Notes: Letters to a Young Poet – Letter 1

When I met Lisa Rigano earlier this year she recommended that I read Letters to a Young Poet, and I'm really glad she did because these letters are a goldmine of wisdom.

Written between 1902 and 1908, "Letters To A Young Poet are ten letters written to a young man about to enter the German military. His name was Franz Kappus, he was 19 years old, and he wrote Rilke looking for guidance and a critique of some of his poems. Rilke was himself only 27 when the first letter was written. The resulting five year correspondence is a virtual owner's manual on what it is (and what is required) to be an artist and a person."

While you can purchase the book, you can also find the full set of letters online for free. I've been going through them slowly and keeping track of my favorite passage from each letter. I'll be sharing those passages here over the next few weeks.

Here's my favorite passage from Letter 1:

Don't write love poems; avoid those forms that are too facile and ordinary: they are the hardest to work with, and it takes a great, fully ripened power to create something individual where good, even glorious, traditions exist in abundance.

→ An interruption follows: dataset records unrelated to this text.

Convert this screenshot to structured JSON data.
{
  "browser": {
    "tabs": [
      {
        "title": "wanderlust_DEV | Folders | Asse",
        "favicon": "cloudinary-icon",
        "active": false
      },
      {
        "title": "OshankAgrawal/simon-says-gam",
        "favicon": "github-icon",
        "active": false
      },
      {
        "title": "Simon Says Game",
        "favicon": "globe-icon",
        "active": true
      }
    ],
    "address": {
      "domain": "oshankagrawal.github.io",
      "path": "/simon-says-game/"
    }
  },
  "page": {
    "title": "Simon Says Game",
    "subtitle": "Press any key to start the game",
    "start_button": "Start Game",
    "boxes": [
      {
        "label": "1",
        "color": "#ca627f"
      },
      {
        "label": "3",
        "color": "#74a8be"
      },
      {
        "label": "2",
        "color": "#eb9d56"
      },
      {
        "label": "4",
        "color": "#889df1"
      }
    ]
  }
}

So rescue yourself from these general themes and write about what your everyday life offers you; describe your sorrows and desires, the thoughts that pass through your mind and your belief in some kind of beauty Describe all these with heartfelt, silent, humble sincerity and, when you express yourself, use the Things around you, the images from your dreams, and the objects that you remember. If your everyday life seems poor, don't blame it; blame yourself; admit to yourself that you are not enough of a poet to call forth its riches; because for the creator there is no poverty and no poor, indifferent place. And even if you found yourself in some prison, whose walls let in none of the world's sound - wouldn't you still have your childhood, that jewel beyond all price, that treasure house of memories? Turn your attention to it. Try to raise up the sunken feelings of this enormous past; your personality will grow stronger, your solitude will expand and become a place where you can live in the twilight, where the noise of other people passes by, far in the distance. And if out of , this turning within, out of this immersion in your own world, poems come, then you will not think of asking anyone whether they are good or not. Nor will you try to interest magazines in these works: for you will see them as your dear natural possession, a piece of your life, a voice from it. A work of art is good if it has arisen out of necessity. That is the only way one can judge it.